USDJPY is currently trading near 158.00, reflecting elevated volatility amid growing suspicions of another round of currency interventions by Japan’s Ministry of Finance. According to some estimates, during Golden Week, the government spent tens of billions of dollars to prop up the yen, temporarily pushing the pair down to 155.00. Authorities took advantage of thin holiday liquidity to influence the exchange rate as effectively as possible.
These interventions cooled bullish sentiment and reduced the number of short speculative positions. However, the fundamental picture remains unfavorable for the yen. The primary driver behind the pair’s rally is the significant monetary divergence between the Federal Reserve (Fed) and the Bank of Japan (BoJ). Additionally, the Asian country relies heavily on energy and food imports, making the yen’s weakness even more painful for the economy and limiting the BoJ’s scope for rate hikes.
As if this wasn’t enough, Japan is struggling with rising government debt, which now stands at nearly 250% of GDP. This week, long-term government bond yields hit new records.

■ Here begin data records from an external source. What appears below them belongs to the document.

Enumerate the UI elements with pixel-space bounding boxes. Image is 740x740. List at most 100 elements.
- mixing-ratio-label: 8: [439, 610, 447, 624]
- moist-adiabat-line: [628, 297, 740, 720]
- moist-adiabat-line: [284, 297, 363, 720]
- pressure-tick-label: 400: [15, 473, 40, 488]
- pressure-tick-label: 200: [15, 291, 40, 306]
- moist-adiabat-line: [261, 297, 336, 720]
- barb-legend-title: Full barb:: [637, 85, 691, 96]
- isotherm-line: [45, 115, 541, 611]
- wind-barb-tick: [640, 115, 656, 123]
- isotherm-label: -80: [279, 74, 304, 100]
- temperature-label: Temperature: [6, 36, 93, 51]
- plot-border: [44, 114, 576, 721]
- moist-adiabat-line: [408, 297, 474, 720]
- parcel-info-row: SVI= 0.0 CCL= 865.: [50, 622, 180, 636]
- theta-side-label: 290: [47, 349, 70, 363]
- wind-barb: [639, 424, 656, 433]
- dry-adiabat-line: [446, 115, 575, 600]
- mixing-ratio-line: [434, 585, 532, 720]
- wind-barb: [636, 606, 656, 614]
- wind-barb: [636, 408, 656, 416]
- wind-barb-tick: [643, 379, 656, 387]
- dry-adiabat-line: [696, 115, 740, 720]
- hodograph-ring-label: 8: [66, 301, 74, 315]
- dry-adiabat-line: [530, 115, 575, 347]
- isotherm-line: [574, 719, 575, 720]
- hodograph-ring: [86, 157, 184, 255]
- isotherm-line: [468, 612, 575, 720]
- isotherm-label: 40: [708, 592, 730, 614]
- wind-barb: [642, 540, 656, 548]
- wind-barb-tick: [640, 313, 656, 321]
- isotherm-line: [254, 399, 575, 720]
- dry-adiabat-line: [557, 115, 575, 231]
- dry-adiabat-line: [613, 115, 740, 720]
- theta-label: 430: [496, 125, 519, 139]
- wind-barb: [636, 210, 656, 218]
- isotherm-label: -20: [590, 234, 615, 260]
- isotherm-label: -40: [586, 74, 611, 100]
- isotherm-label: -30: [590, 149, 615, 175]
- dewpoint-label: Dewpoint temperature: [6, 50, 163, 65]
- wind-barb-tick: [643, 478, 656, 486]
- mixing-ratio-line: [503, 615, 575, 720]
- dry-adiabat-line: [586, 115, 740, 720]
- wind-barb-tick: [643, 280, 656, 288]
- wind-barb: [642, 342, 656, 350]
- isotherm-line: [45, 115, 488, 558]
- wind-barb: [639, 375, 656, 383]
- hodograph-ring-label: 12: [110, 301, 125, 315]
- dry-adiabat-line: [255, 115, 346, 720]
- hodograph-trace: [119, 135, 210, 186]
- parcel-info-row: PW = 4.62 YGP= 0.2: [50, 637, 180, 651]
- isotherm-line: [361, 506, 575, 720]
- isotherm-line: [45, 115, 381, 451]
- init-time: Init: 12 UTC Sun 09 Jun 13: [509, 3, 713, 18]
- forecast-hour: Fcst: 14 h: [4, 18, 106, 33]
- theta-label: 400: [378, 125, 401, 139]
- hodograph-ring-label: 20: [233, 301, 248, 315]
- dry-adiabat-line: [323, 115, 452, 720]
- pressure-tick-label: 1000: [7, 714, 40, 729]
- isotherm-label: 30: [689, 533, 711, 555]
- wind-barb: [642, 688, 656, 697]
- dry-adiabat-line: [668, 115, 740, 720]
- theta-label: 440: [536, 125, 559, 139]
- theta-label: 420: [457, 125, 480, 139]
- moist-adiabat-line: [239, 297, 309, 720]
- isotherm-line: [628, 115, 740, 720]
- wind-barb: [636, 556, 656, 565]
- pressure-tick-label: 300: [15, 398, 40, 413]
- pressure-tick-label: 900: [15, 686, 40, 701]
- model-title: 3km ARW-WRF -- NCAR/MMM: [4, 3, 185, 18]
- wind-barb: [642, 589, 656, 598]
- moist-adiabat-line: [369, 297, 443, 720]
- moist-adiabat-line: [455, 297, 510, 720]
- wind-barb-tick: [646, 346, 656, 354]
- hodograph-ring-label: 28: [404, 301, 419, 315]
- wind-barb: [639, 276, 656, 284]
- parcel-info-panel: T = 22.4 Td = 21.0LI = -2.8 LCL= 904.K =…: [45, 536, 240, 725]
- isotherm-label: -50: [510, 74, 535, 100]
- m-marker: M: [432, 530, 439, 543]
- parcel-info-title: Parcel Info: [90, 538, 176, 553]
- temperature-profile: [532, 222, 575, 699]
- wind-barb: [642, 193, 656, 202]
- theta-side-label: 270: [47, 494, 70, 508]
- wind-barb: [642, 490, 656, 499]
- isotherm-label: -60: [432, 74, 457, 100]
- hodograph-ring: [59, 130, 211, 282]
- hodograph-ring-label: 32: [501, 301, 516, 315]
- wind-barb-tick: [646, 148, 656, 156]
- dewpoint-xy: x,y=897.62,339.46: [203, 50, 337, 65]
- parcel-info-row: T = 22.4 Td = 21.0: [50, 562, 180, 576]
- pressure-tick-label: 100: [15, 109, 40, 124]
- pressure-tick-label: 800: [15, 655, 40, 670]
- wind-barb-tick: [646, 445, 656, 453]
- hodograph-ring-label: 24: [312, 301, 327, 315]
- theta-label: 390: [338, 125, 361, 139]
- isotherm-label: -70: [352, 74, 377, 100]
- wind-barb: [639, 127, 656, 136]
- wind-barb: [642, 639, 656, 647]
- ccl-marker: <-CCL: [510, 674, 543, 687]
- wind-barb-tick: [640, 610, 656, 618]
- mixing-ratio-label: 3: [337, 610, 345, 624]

Returns on 10-year securities jumped to 2.6%, on 20-year notes to 3.5%, and on 30-year bonds to 3.9%. This trend automatically increases new borrowing costs and future debt servicing expenses—a serious long-term concern for investors and a key reason for further selling of both Japanese bonds and the yen.
The final recommendation:
— Buy USDJPY at the current price, targeting the 160.700 level within a couple of months.
— Place Stop Loss at 155.000, just below support, to mitigate the risk if the market plays against us.